Airline

Korean Air profits drop in third quarter

  • Share this:
Korean Air profits drop in third quarter

Korean Air has reported a net profit of $65.5 million for the third quarter of 2025, dropping 67% compared to the same period last year.

Operating profit was down 39% to $268.4 million, driven by a dip in revenues and an increase in operational expenses, despite a decline in fuel costs. 

Revenues were down 6% to $2.9bn, driven by increased industry-wide capacity and a competitive fare environment. Passenger revenues were down 7.5% to $1.7bn.
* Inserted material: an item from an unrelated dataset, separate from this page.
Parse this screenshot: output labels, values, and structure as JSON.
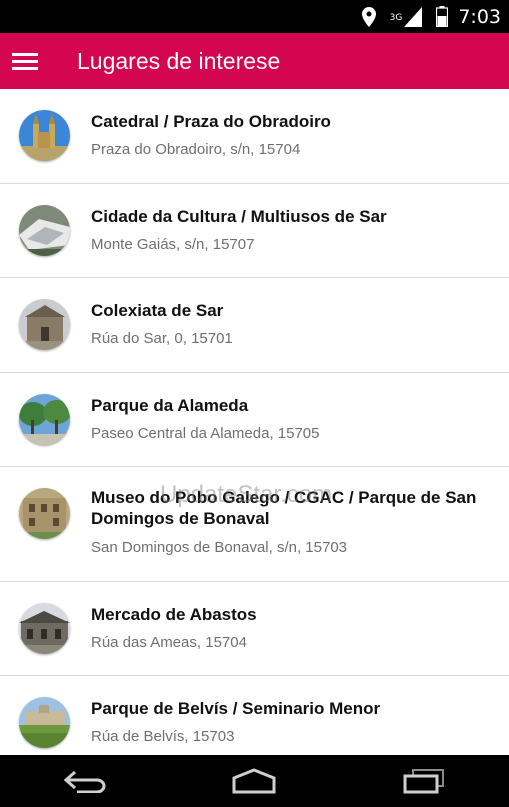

The decline in passenger revenues was attributed to the shift in the timing of Korea’s thanksgiving holiday (‘Chuseok’) and “temporary demand variables”, including stricter entry regulations to the US.

Total operating expenses were up marginally by 0.3% to $2.5bn. Fuel costs were down 12.9% to $814.3 million in the quarter. Non-fuel costs were up 6.5% to $1.7bn, which was driven by higher depreciation, maintenance, and operational costs.

“Looking ahead to the fourth quarter, Korean Air expects improved performance across its passenger network, driven by the long Chuseok holiday in October and the year-end peak travel season,” the company said in a statement.

Korean Air said it plans to “maximise profitability” by deploying flexible capacity with a focus on popular winter destinations. 

The company said strong demand from China and Japan was supporting its expected performance improvement. 

During the quarter, its cargo revenues were down 4.7% to $745.1 million.

“Despite a slight slowdown in the global air cargo market amid rising US tariff risks, the airline maintained stable profitability by flexibly adjusting routes in response to tariff changes and demand fluctuations,” the company said.

Korean Air said its outlook for its cargo business “remains mixed”. Typical year-end cargo demand is expected to be balanced against ongoing trade tensions.

The airline said it will focus on “agile capacity management” in an effort to capture “high-value” cargo and e-commerce demand.